There’d only been the one patch of bamboo, but pine trees of some sort branched frequently into hedges of spikes hidden in the softer-leafed vegetation. The soil around this later settlement was too soggy to support brush above knee height, let alone trees. Garric straightened from the crouch he’d been in most of the way through the forest and strode toward the jumbled ruin.

Tint shrieked and bounded in front of him, baring her teeth in terror. “No, Gar!” she said, hopping up and down on all fours. “Gar die! Gar die!”

Garric froze, splaying his hands at his side to calm his companion. “I’m not moving, Tint,” he said quietly. “Tell me what the danger is.”

“Mushroom kill!” Tint said. She pawed at Garric, not really trying to move him back but miming a further signal of danger. “Gar touch mushroom, Gar die!”

The beastgirl made a theatrical sweep of her hand, indicating the puffballs’ bright nodules. Her arm, covered in coarse reddish-gold hair, was as long as Garric’s own.

Garric nodded his understanding. Even in the borough there were poison mushrooms. This was the first time he’d run into a species whose spores were dangerous, but already he trusted the beastgirl’s woodcraft as implicitly as he did Tenoctris’ judgment on wizardry.

“How do we—” he said.

Beneath Tint’s pointing hand was a vine with leaves as broad as a watermelon’s. A stem suddenly rustled. The beastgirl glanced at the ground, then froze.

“Tint?” said Garric. He touched her shoulder. She was trembling like a tuft of goosedown. He looked past her, bending forward to bring his eyes to the angle of hers.

A snake coiled beneath the vine. Its head was a wedge as broad as Garric’s fist, its mottled body as thick as his forearm. He couldn’t tell how long the serpent was: ten feet, twelve feet, perhaps even longer. Certainly it was long enough to strike Tint where she stood in frozen panic.

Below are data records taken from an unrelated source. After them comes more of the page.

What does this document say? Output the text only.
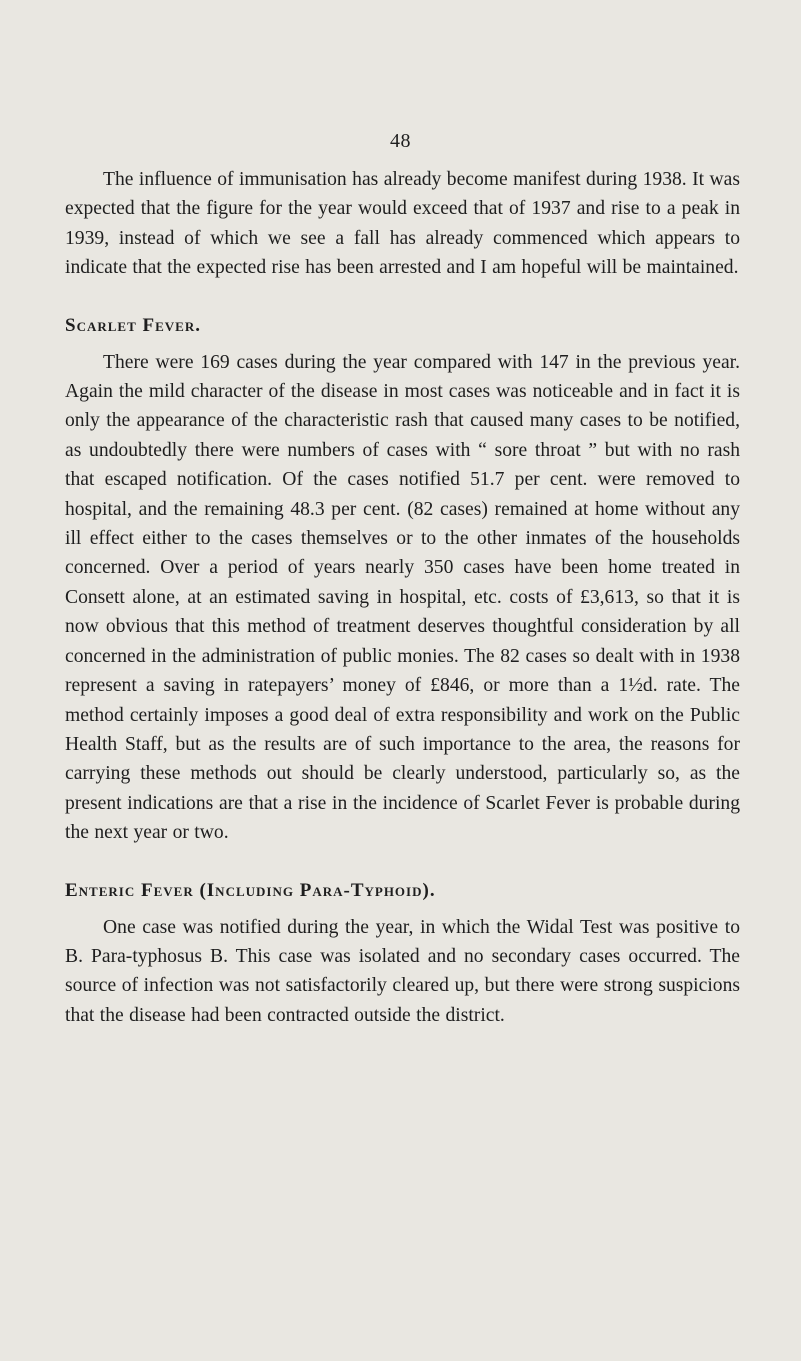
48

The influence of immunisation has already become manifest during 1938. It was expected that the figure for the year would exceed that of 1937 and rise to a peak in 1939, instead of which we see a fall has already commenced which appears to indicate that the expected rise has been arrested and I am hopeful will be maintained.

Scarlet Fever.

There were 169 cases during the year compared with 147 in the previous year. Again the mild character of the disease in most cases was noticeable and in fact it is only the appearance of the characteristic rash that caused many cases to be notified, as undoubtedly there were numbers of cases with “ sore throat ” but with no rash that escaped notification. Of the cases notified 51.7 per cent. were removed to hospital, and the remaining 48.3 per cent. (82 cases) remained at home without any ill effect either to the cases themselves or to the other inmates of the households concerned. Over a period of years nearly 350 cases have been home treated in Consett alone, at an estimated saving in hospital, etc. costs of £3,613, so that it is now obvious that this method of treatment deserves thoughtful consideration by all concerned in the administration of public monies. The 82 cases so dealt with in 1938 represent a saving in ratepayers’ money of £846, or more than a 1½d. rate. The method certainly imposes a good deal of extra responsibility and work on the Public Health Staff, but as the results are of such importance to the area, the reasons for carrying these methods out should be clearly understood, particularly so, as the present indications are that a rise in the incidence of Scarlet Fever is probable during the next year or two.

Enteric Fever (Including Para-Typhoid).

One case was notified during the year, in which the Widal Test was positive to B. Para-typhosus B. This case was isolated and no secondary cases occurred. The source of infection was not satisfactorily cleared up, but there were strong suspicions that the disease had been contracted outside the district.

The snake’s tail quivered, making a dry rustle against the leaves. Its head rose minusculely, weaving slightly with the tension of muscles compressing. The beastgirl whimpered, “Hoo…hoo…hoo…”

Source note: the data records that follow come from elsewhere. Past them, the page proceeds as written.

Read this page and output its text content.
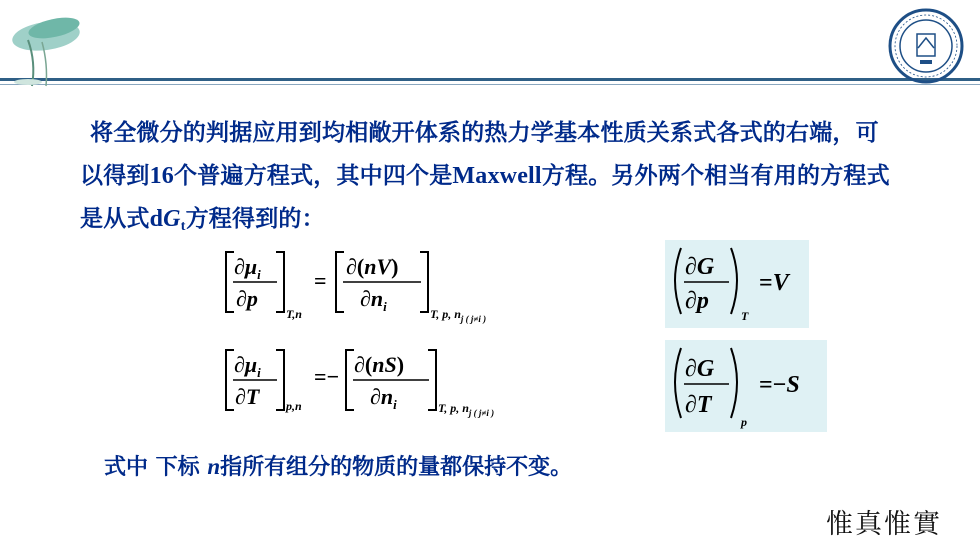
将全微分的判据应用到均相敞开体系的热力学基本性质关系式各式的右端，可以得到16个普遍方程式，其中四个是Maxwell方程。另外两个相当有用的方程式是从式$dG_t$方程得到的：
$\partial\mu_i$
∂p
T,n
=
∂(nV)
$\partial n_i$	T, p, $n_{j ( j\ne i )}$
$\partial\mu_i$
∂T p,n
=− ∂(nS)
$\partial n_i$	T, p, $n_{j ( j\ne i )}$
∂G
∂p
T
=V
∂G
∂T
p
=−S
式中 下标 n指所有组分的物质的量都保持不变。
惟真惟實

“Jump back, Tint,” Garric whispered. He’d seen her spring fifteen feet from a standing start; that would carry her clear of the snake before it could strike.

But not this time: Tint was too frightened to move. Garric wasn’t sure she even heard his voice. His right hand, concealed behind the beastgirl’s body, tugged loose the knot of his breechclout.

The snake’s tail blurred again. Most serpents slither away if given the opportunity; not this one. Its ridged underside was the color of hot sulfur. As its fangs unfolded, a drop of venom glinted on the tip of each.

Garric leaped past Tint’s left side, carrying the fluttering length of his breechclout with him. If he’d had time to tie a stone in the cloth for weight, he’d have thrown it instead; there wasn’t any time.